In fact, Covid-19 has brought a step-change in consumer preferences for service. As more people have been found to be more open to not having a human element in their interactions, further opportunities for automation are opening up.
So, what can robotics providers do to reinforce this changing mindset from potentially stealing jobs to opening up new ways of working and providing services? As people become more accepting, how can robotics be best applied?
Let’s see what we can learn from three industry examples of brilliant bots that bring the benefits of robotics and automation right down to earth.
Universal Robots has a neat website that caters for this, allowing a business to search for convincing case studies by region, application, industry and company size.
Tailor the story for your audience with relevant use cases. Focus on real-world applications that they can achieve today. In particular, technological innovations focused on interaction and manipulation make robotics more appealing to more businesses.
Cobotics World offers a comparison tool where you can compare over 180 robotic arms by various metrics including reach, repeatability and degrees of freedom, making it easier for a prospect to work out/test out what they really need.
Providing models that allow proof of concept to show the value robotics bring to specific aspects of their business will help confront common barriers such as cost, workload, and pervasive stigmas/ethics.

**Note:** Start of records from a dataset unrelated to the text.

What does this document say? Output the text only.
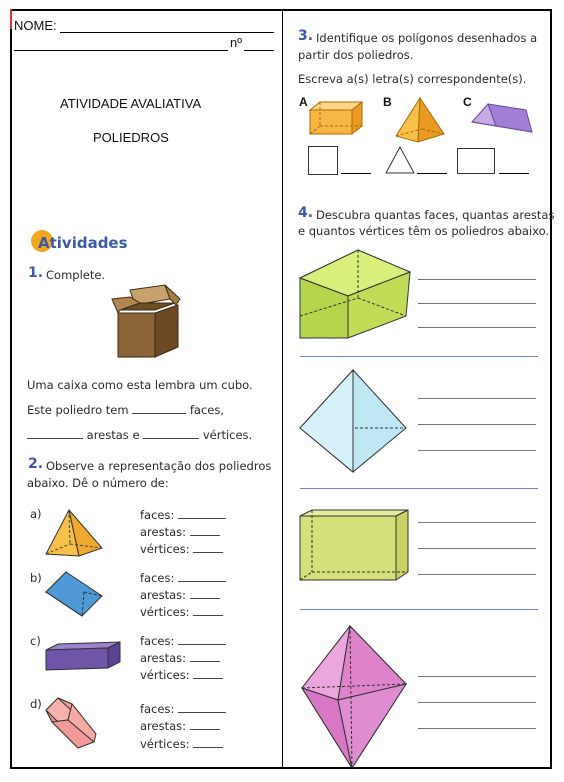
NOME:
nº
ATIVIDADE AVALIATIVA
POLIEDROS
Atividades
1. Complete.
Uma caixa como esta lembra um cubo.
Este poliedro tem	faces,
arestas e	vértices.
2. Observe a representação dos poliedros
abaixo. Dê o número de:
a)	faces:
arestas:
vértices:
b)	faces:
arestas:
vértices:
c)	faces:
arestas:
vértices:
d)	faces:
arestas:
vértices:
3. Identifique os polígonos desenhados a
partir dos poliedros.
Escreva a(s) letra(s) correspondente(s).
A	B	C
4. Descubra quantas faces, quantas arestas
e quantos vértices têm os poliedros abaixo.
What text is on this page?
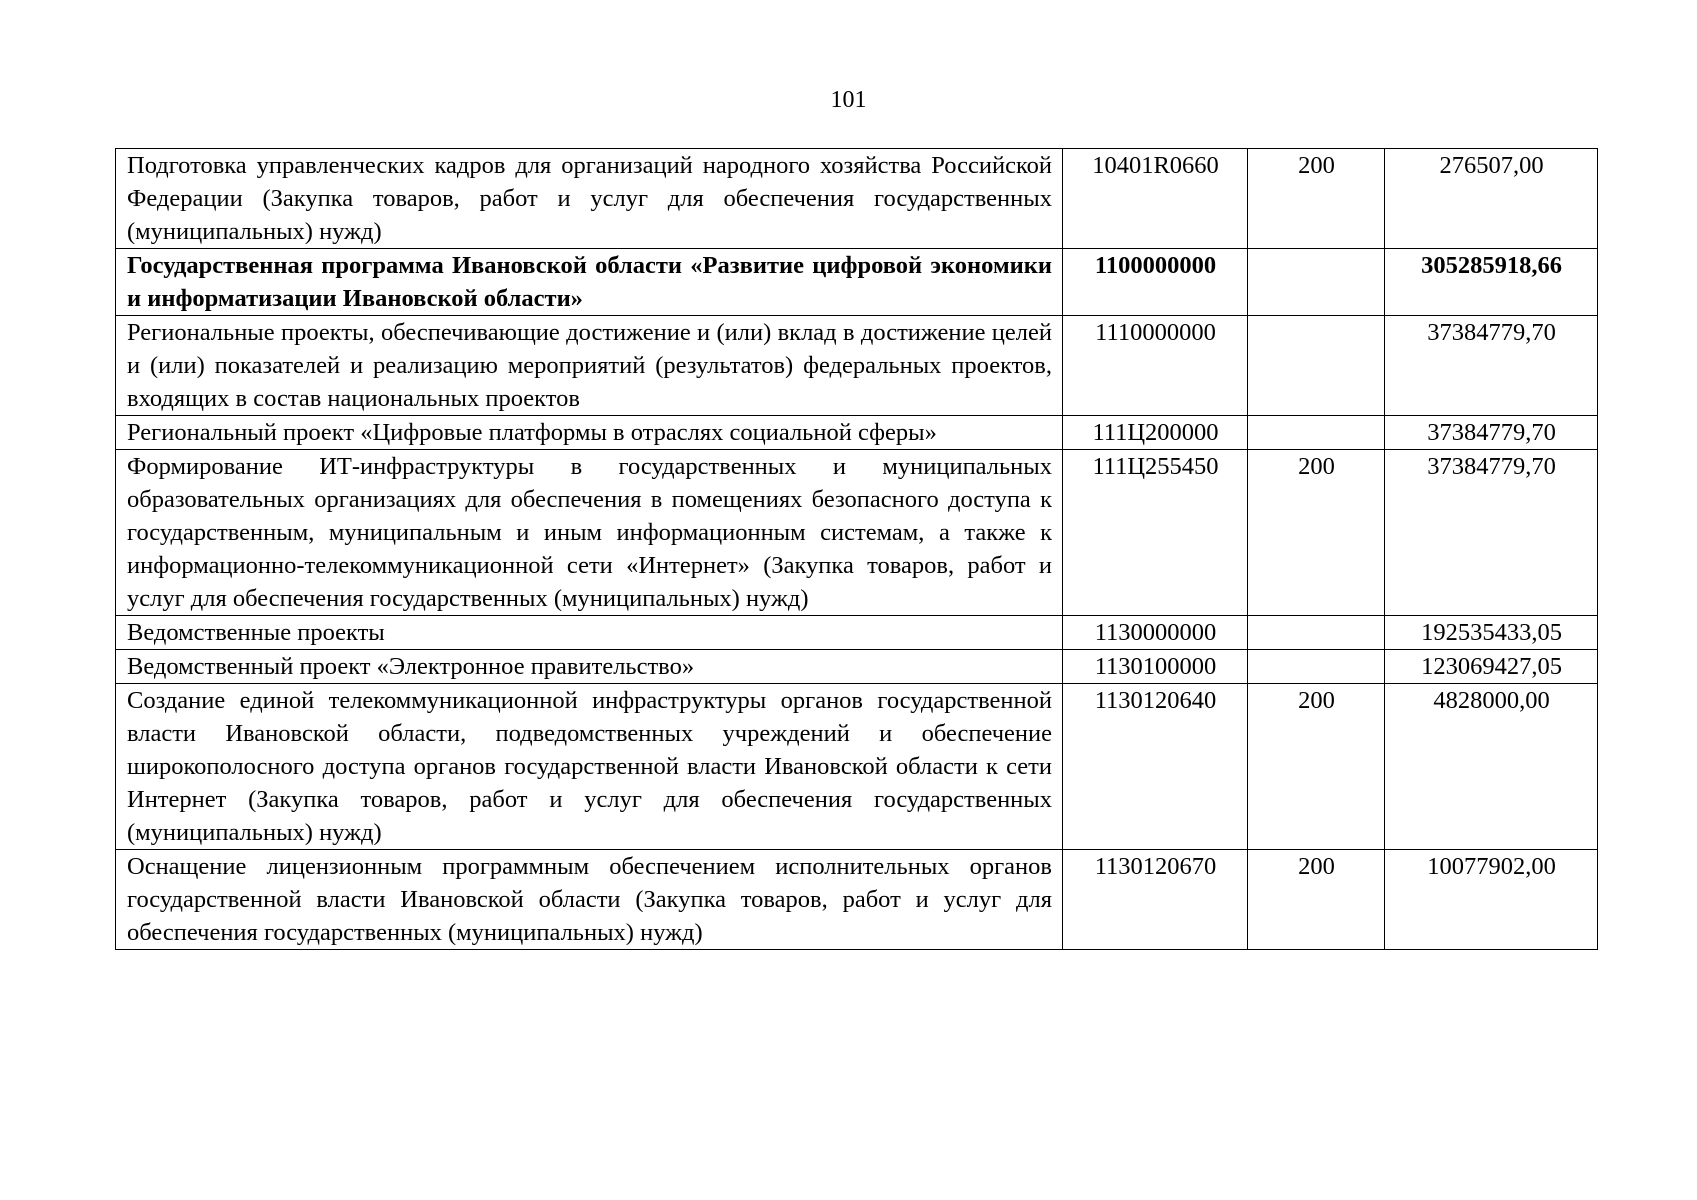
101
Подготовка управленческих кадров для организаций народного хозяйства Российской Федерации (Закупка товаров, работ и услуг для обеспечения государственных (муниципальных) нужд)	10401R0660	200	276507,00
Государственная программа Ивановской области «Развитие цифровой экономики и информатизации Ивановской области»	1100000000		305285918,66
Региональные проекты, обеспечивающие достижение и (или) вклад в достижение целей и (или) показателей и реализацию мероприятий (результатов) федеральных проектов, входящих в состав национальных проектов	1110000000		37384779,70
Региональный проект «Цифровые платформы в отраслях социальной сферы»	111Ц200000		37384779,70
Формирование ИТ-инфраструктуры в государственных и муниципальных образовательных организациях для обеспечения в помещениях безопасного доступа к государственным, муниципальным и иным информационным системам, а также к информационно-телекоммуникационной сети «Интернет» (Закупка товаров, работ и услуг для обеспечения государственных (муниципальных) нужд)	111Ц255450	200	37384779,70
Ведомственные проекты	1130000000		192535433,05
Ведомственный проект «Электронное правительство»	1130100000		123069427,05
Создание единой телекоммуникационной инфраструктуры органов государственной власти Ивановской области, подведомственных учреждений и обеспечение широкополосного доступа органов государственной власти Ивановской области к сети Интернет (Закупка товаров, работ и услуг для обеспечения государственных (муниципальных) нужд)	1130120640	200	4828000,00
Оснащение лицензионным программным обеспечением исполнительных органов государственной власти Ивановской области (Закупка товаров, работ и услуг для обеспечения государственных (муниципальных) нужд)	1130120670	200	10077902,00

Take a cue from Whiz, Softbank Robotics’ autonomous vacuum sweeper, with its own ROI calculator that shows the cleaning industry how this bot can save them time and money.
Historically robotics has come at high prices, with ROIs expected to be achieved after a decade. Now, thanks to smaller collaborative robots, declining sensor prices and increasing adoption, ROI can be achievable in months rather than years. Offering ROI calculator tools and other clear and honest marketing materials can help sell in and overcome internal objections by providing evidence of commercial and organisational value.
Rather than seeing robots as a potential threat, we have control over how they are applied, so let’s put them to work and see the positive results for ourselves.
Anyway, must dash, off to reserve my tickets for the Robotarium opening in Spring 2022.